Auf die weise Frage des unsterblichen Staatsprokurators Potthof, „ob bei Neuß eine Batterie sei.“ weiß der Zeuge nichts zu sagen.
Zeuge Eduard Kur. Lassalle habe in der Versammlung vom 29. Nov. zu Neuß über die Steuerverweigerung gesprochen, und zur Bewaffnung ermahnt. Die Düsseldorfer hätten vom Gemeinderath Munition erhalten und die Neußer müßten dasselbe thun. Ob Lassalle von der Eventualität gesprochen, wenn der Neußer Gemeinderath die Munition verweigere, weiß der Zeuge nicht zu sagen.
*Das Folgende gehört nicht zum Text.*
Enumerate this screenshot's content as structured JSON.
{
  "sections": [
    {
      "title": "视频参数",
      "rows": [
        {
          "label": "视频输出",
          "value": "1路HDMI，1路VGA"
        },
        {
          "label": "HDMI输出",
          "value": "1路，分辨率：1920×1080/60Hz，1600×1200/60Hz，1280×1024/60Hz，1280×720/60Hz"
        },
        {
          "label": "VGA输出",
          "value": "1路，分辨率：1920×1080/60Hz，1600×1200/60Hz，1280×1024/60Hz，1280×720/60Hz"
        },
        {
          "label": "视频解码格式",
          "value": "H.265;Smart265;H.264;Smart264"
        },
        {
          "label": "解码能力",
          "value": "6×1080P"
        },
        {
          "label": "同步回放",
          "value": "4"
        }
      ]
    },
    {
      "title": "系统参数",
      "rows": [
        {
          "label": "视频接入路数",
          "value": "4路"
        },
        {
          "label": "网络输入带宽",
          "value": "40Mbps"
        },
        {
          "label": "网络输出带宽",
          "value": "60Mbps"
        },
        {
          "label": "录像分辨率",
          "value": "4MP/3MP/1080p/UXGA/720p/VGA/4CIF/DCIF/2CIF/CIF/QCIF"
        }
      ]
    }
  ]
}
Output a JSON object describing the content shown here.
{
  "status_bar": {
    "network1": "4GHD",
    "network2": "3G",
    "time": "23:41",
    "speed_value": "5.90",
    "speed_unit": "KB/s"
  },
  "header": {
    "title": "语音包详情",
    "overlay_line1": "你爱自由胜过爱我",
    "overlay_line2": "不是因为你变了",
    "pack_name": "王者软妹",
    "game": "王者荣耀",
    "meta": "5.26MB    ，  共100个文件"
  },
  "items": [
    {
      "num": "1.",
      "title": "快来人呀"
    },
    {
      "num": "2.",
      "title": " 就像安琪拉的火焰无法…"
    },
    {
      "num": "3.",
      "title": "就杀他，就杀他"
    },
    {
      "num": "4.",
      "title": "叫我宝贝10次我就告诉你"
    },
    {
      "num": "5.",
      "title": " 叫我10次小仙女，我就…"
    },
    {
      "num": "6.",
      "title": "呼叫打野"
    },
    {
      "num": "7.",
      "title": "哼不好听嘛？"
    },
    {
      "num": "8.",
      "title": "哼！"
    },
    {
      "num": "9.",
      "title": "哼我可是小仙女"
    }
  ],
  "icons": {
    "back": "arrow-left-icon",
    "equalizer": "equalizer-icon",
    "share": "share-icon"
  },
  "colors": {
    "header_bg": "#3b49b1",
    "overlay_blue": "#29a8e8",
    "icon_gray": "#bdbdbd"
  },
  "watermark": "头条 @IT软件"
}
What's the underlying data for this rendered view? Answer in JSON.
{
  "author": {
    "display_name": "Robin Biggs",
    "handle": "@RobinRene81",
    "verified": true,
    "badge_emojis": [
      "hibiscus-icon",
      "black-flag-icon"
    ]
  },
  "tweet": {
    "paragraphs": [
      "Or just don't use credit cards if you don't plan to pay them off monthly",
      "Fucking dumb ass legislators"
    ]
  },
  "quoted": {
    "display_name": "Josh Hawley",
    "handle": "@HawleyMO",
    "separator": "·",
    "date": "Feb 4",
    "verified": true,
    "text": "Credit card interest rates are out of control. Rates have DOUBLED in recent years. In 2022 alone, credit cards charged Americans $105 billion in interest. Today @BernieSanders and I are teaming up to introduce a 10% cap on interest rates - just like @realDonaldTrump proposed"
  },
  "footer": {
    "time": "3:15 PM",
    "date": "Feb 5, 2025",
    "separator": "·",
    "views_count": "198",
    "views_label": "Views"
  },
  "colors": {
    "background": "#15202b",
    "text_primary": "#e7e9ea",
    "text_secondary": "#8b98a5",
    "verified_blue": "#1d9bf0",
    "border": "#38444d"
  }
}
Nach Lassalle habe Weyers gesprochen, dessen Rede keinen Eindruck gemacht, und dessen Worten der Zeuge nicht gefolgt sei.
Zeuge Zinksem, Gerichtsvollzieher in Neuß. In der Neußer Volksversammlung habe Lassalle über die politischen Zustände gesprochen, von dem passiven Widerstand der Vereinbarer-Versammlung den man mit dem aktiven unterstützen müsse. Bei Gelegenheit der Steuerverweigerung habe er gesagt, wenn die Steuerboten kämen, müsse man ihnen den Hals brechen, worauf die Versammlung gelacht habe. Auch von „Losgehen in Düsseldorf“ habe er gesprochen; der Zeuge weiß jedoch nichts Bestimmtes darüber, da ihm der Zusammenhang durch die häufigen Beifallsunterbrechungen entgangen sei.
Zeuge Max Joseph Schmitz, Kaufmann in Neuß. Lasalle habe in Neuß zur Wahl einer Commission für Beschaffung von Munition aufgefordert. Nach ihm sei Weyers aufgetreten, der sehr heftig und grob gegen den König gesprochen habe und dem Zeugen sehr aufgereizt vorgekommen sei.